Hi, I’m Tyler Magruder, or sorryjzargo as I go by on the internet. I am going to hopefully complete a 30/30 this month. If you don’t know what a 30/30 is, it is a blog series where you write one blog a day for a month (on months with 31 days it is called a 31/31). I’ve already missed a few days, so this is a make-up blog.
This story has a lot of background to it, but I’m just going to include the essentials for the sake of time. Today, one of my players managed to pull a .5 Henderson on my campaign, completely screwing up my plans for his character and making me end the session early to figure out how to proceed.
This character is a female human (possibly half-elf just because the suggestion makes the player mad and because it fit with my story idea, though it ended up not working out as you’ll see in this blog) named Keres. Keres was a lawful neutral-tending lawful evil member of The Order of Holy Judgment, a group that essentially functioned as the judges in Judge Dredd but with magic and stuff. Then I killed her and resurrected her as an unwilling servant of the gods. Her player (a guy, just for clarification) gave me very little backstory other than that she was missing an eye and that she carried a picture of the man that cut her eye out so she could exercise revenge if she ever saw him again. The group’s previous adventure led to the world’s capitol city being captured by the BBEG and the group seeking refuge in the Elven kingdom of Mourning Winds (this is a homebrew setting). Today’s session began with the group arriving at Mourning Winds, but on the ride there they talked with an NPC. Keres asked if Varris Zosime was still governor there. I decided to go along with it and had the NPC reply yes.
Keres then said, “Yes, well, brother always was a somewhat of an unlikable person. I’m a bit surprised his been in office so long actually…” This caught me off guard, but I decided to go with it. The NPC as well as another PC shared my surprise that the governor was Keres’ brother, and Keres said “Indeed, as was my father before him.”
This did not conflict with my existing story, so I didn’t try to contradict Keres. However, I added that her brother was currently visiting their mother’s grave, adding my own aspect to the family. However, Keres one-upped me, saying that she died shortly after Keres was adopted so she didn’t know her very well. It was then that an idea clicked into my head.
An important detail to note about this homebrew world is the state of the Elves. A mysterious plague had spread through the species, leaving all but a few sterile. Therefore, the Elves passed laws requiring all fertile Elves to go to “camps” where they would be forced to breed to sustain their species.
I had a group of elves greet Keres and tell her that her father had summoned her. They said that he was sick, but not seriously so. Keres followed, as well as another PC for no apparent reason, and Keres entered her father’s house alone while the other PC almost choked to death on lozenges. Keres found her father wrinkled and decrepit, like an aged human despite being an ageless Elf. He told her that he was dying, and that he had a secret to tell her. Keres was adopted at the age of three, but what she was never told was that her adoptive parents were also her biological parents.
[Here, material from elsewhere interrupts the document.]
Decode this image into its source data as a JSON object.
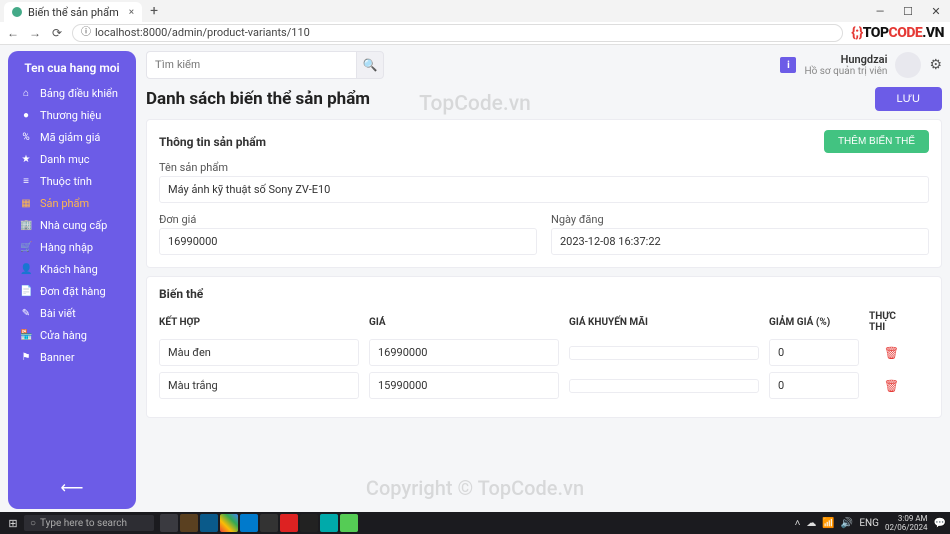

They hid their pregnancy and delivered Keres to an orphanage as an infant then adopted her a few years later to avert suspicion. If the elves knew that they were fertile, they would have been sent to the camps, so they lied in order to be a family. Her father then said that his condition was worsening, and that it was hereditary.
I was supremely happy with the way this session was going. I provided conflict, character development, and a future challenge to overcome. Then Keres pulled half a Henderson.
“I looked into myself, a couple years ago you know. There was another girl in the orphanage that was called Keres that was about my age, there was apparently an accident that killed her a day before I was brought in. Since I didn’t have a name when they brought me they made me her changeling.” As I read that, my smile faded. My entire character arc for Keres crumbled, and before I could think of a way to repair it the players moved on. When I finally came up with a way to repair the situation, another hour had already passed, and I decided that I was above retconning.
Her father’s eyes grew wide and he said, “That makes sense, then. My condition is hereditary. If you truly were my daughter, then you would have symptoms of it already.”
I did manage to salvage the situation a little. I provided at least some future motivation by saying that her adoptive brother was affected by the hereditary disease. Her father begged her to help him find a cure, and she agreed. After managing this, I ended the session because all my plans revolved around her being sick.
And that’s how one of my players pulled half a Henderson and essentially cured cancer with words.